The percentage of periapical lesions associated with nonroot-filled teeth is comparable with those of other countries (Eriksen1991, Weiger et al.1997, Marques et al. 1998, Sidaravicius et al. 1999). These other studies showed that technically satisfactory endodontic treatment was performed in only 30-40% of the cases. Our results corroborate these findings because using both the apical extent and the density of the root-canal filling as a criterion for evaluating the quality of the root-canal treatment, 68.8% of the root fillings were found to be poorly executed.
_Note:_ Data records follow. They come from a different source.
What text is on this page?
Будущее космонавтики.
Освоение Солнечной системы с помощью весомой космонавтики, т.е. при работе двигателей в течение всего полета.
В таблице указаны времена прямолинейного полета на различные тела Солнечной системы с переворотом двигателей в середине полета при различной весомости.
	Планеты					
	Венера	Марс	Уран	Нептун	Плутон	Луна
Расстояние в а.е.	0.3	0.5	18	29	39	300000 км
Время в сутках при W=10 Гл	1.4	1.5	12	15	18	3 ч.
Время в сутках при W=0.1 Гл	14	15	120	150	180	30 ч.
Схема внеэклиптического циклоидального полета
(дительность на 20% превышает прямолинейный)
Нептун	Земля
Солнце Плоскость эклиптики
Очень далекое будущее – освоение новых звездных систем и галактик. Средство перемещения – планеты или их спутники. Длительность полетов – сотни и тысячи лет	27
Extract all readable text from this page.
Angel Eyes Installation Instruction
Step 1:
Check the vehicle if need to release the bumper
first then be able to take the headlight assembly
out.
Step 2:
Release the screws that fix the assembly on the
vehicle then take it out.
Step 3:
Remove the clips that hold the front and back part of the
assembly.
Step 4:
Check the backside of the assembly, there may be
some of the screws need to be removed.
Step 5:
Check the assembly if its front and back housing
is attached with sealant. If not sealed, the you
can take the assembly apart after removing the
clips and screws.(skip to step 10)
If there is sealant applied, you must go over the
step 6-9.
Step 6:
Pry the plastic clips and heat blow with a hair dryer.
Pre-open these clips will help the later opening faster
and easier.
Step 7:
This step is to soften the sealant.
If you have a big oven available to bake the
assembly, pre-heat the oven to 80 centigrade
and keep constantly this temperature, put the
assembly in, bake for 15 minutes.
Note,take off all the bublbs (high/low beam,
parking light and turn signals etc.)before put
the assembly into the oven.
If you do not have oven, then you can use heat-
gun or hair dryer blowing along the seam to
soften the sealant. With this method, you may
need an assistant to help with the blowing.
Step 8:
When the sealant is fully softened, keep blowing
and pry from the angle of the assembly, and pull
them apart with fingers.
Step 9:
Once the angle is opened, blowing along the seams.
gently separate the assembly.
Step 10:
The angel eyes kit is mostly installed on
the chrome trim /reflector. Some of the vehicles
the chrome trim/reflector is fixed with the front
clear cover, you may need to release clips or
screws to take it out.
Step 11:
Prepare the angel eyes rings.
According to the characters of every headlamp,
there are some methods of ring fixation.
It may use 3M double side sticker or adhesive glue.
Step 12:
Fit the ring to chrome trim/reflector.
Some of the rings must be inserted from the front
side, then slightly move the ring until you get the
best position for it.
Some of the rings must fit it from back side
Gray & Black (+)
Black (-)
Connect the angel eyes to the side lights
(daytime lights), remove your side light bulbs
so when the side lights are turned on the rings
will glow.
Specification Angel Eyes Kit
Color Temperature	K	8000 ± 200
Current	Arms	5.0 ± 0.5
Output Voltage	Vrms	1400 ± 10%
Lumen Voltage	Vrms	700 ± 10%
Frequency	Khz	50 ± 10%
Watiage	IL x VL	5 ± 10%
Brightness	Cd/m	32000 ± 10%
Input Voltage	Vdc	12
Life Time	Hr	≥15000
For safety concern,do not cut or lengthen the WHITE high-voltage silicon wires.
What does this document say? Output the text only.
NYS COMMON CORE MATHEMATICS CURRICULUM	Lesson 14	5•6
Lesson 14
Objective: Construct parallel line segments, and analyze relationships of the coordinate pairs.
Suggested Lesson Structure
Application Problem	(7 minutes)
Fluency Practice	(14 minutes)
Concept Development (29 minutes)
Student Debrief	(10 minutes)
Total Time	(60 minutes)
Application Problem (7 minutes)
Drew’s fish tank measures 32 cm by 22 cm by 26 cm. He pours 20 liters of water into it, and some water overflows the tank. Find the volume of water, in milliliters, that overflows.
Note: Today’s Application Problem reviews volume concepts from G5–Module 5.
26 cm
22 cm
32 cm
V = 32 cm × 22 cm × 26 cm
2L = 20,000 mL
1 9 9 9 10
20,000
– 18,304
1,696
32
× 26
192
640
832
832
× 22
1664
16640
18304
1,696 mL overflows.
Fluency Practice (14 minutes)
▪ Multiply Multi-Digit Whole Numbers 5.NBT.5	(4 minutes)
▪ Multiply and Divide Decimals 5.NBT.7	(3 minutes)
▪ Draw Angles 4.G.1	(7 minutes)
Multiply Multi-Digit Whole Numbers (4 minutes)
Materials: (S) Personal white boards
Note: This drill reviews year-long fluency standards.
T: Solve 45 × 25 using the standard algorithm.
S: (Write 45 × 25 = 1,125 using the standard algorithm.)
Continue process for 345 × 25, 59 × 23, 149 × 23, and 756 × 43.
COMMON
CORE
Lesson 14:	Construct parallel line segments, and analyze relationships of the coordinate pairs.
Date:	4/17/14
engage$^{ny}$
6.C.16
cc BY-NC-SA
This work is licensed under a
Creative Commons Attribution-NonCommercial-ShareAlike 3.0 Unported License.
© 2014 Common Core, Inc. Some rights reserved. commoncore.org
All epidemiological surveys have shown a significantly higher frequency of periapical lesions in root-filled teeth (Odesjo et al.1990, Eriksen 1991, Imfeld et al. 1991, De Cleen et al. 1993, Buckley & Spangberg 1995, Soikkonen 1995, Saunders et al. 1997,Weiger et al. 1997, Marques et al. 1998, Sidaravicius et al. 1999, De Moor et al. 2000). In numerous surveys, more than half of the root-filled teeth were judged as inadequately filled (Odesjo et al. 1990, Imfeld et al. 1991, Soikkonen et al. 1995, Weiger et al. 1997, Sidaravicius et al. 1999). Allard & Palmquist (1986) found no difference between the maxilla and the mandible in the average percentage of teeth with periapical lesions, yet the percentage of root-filled maxillary teeth was twice that of root-filled mandibular teeth. In our study, maxillary teeth were also root filled more frequently than mandibular teeth. However, the maxilla was found to have almost twice as many periapical lesions as the mandible (Buckley et al. 1995). Periapical lesions were most frequently associated with molars and mandibular incisors. This could be explained by the complex anatomy of these teeth. Our finding that mandibular root-filled incisors had a higher prevalence of periapical lesions than posterior root-filled teeth is supported by findings of other studies (Strindberg 1956, Grahnen & Hansson 1961).